Alexander Payne is back for a rebound after the failure of Downsizing with this 1970s-set dramedy of an unpopular teacher (Paul Giamatti) who stays behind to look over students who can’t go home for Christmas. In particular, he watches a rebellious student (Dominic Sessa) and gets help through the period with the school’s main cook (Da’Vine Joy Randolph). It’s great to see Payne and Giamatti back together following their success in Sideways.

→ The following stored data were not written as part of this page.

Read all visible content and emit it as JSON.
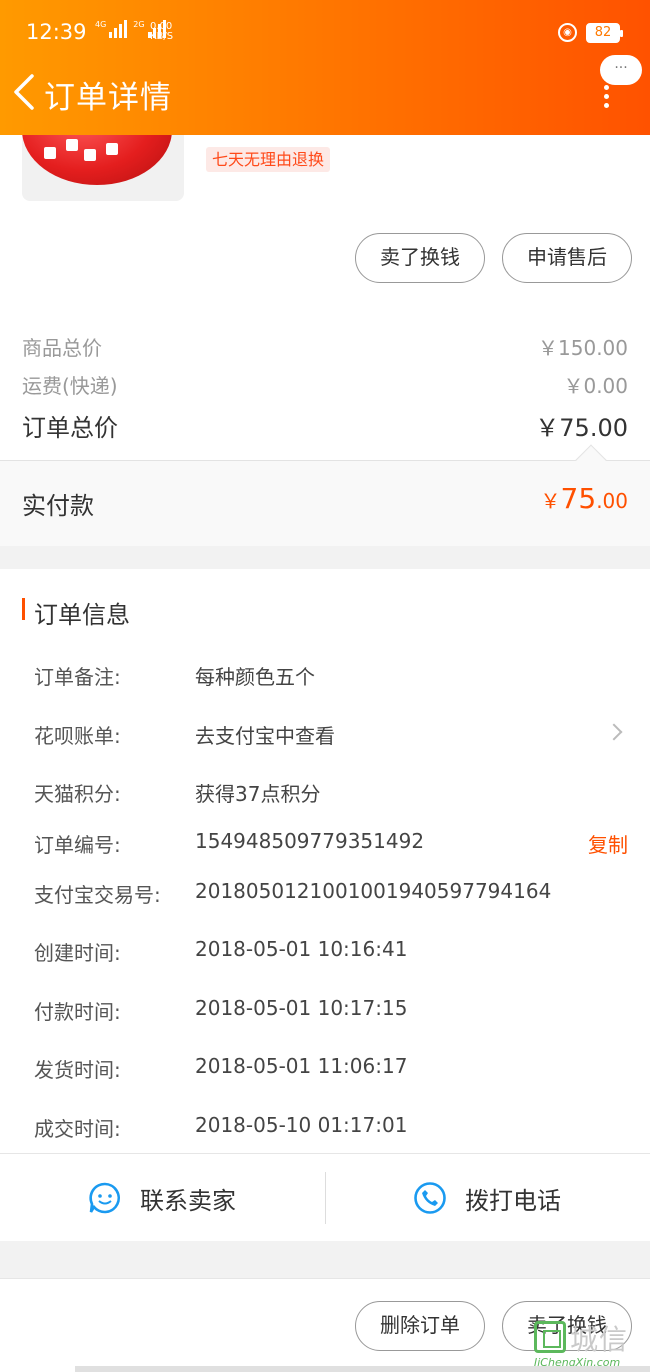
{
  "status_bar": {
    "time": "12:39",
    "net1": "4G",
    "net2": "2G",
    "speed_value": "0.00",
    "speed_unit": "KB/S",
    "battery": "82"
  },
  "header": {
    "title": "订单详情",
    "more_label": "···",
    "bg_start": "#ff9a00",
    "bg_end": "#ff5200"
  },
  "product": {
    "tag": "七天无理由退换",
    "sell_button": "卖了换钱",
    "after_sale_button": "申请售后"
  },
  "prices": {
    "goods_total_label": "商品总价",
    "goods_total_value": "￥150.00",
    "shipping_label": "运费(快递)",
    "shipping_value": "￥0.00",
    "order_total_label": "订单总价",
    "order_total_value": "￥75.00",
    "paid_label": "实付款",
    "paid_currency": "￥",
    "paid_integer": "75",
    "paid_decimal": ".00",
    "accent": "#ff5000"
  },
  "order_info": {
    "title": "订单信息",
    "rows": [
      {
        "key": "订单备注:",
        "value": "每种颜色五个"
      },
      {
        "key": "花呗账单:",
        "value": "去支付宝中查看"
      },
      {
        "key": "天猫积分:",
        "value": "获得37点积分"
      },
      {
        "key": "订单编号:",
        "value": "154948509779351492"
      },
      {
        "key": "支付宝交易号:",
        "value": "2018050121001001940597794164"
      },
      {
        "key": "创建时间:",
        "value": "2018-05-01 10:16:41"
      },
      {
        "key": "付款时间:",
        "value": "2018-05-01 10:17:15"
      },
      {
        "key": "发货时间:",
        "value": "2018-05-01 11:06:17"
      },
      {
        "key": "成交时间:",
        "value": "2018-05-10 01:17:01"
      }
    ],
    "copy_label": "复制"
  },
  "contact": {
    "seller_label": "联系卖家",
    "phone_label": "拨打电话",
    "icon_color": "#1a9af0"
  },
  "bottom": {
    "delete_button": "删除订单",
    "sell_button": "卖了换钱"
  },
  "watermark": {
    "cn": "城信",
    "en": "JiChengXin.com"
  }
}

Payne got the idea after watching a 1930s French film; I can only assume it was Jean Vigo’s Zero de Conduite, set in a boarding school.
Next Goal Wins
This film has been a long time coming. Filmed in 2020 right before the COVID lockdown, Taika Waititi’s real-life sports comedy got delayed due to COVID, a recasting and reshoots, Waititi’s time away to make Thor: Love and Thunder, and Searchlight Pictures’ decision to move the release back a year more. Michael Fassbender, who also stars in David Fincher’s The Killer, plays a soccer coach who reluctantly takes on the job of manager of the American Samoa national team, dead last in FIFA’s rankings and embarrassingly defeated 31-0 in a World Cup qualifying match. Elizabeth Olson and Will Arnett also star in this underdog story, as one can be in real life.
George C. Wolfe directs this biopic about one of the most important figures of the civil rights movement who wasn’t as visible because he was always in the background. Coleman Domingo is Bayard Rustin, the man who organized the March on Washington in 1963, where Martin Luther King Jr. gave his “I Have A Dream” speech. However, Rustin was never seen in the foreground due to being subject to discrimination for being gay. Chris Rock, Glynn Turman, and Jeffrey Wright also star with Barack & Michelle Obama as executive producers; President Obama himself posthumously gave Rustin the Presidential Medal of Freedom in 2013.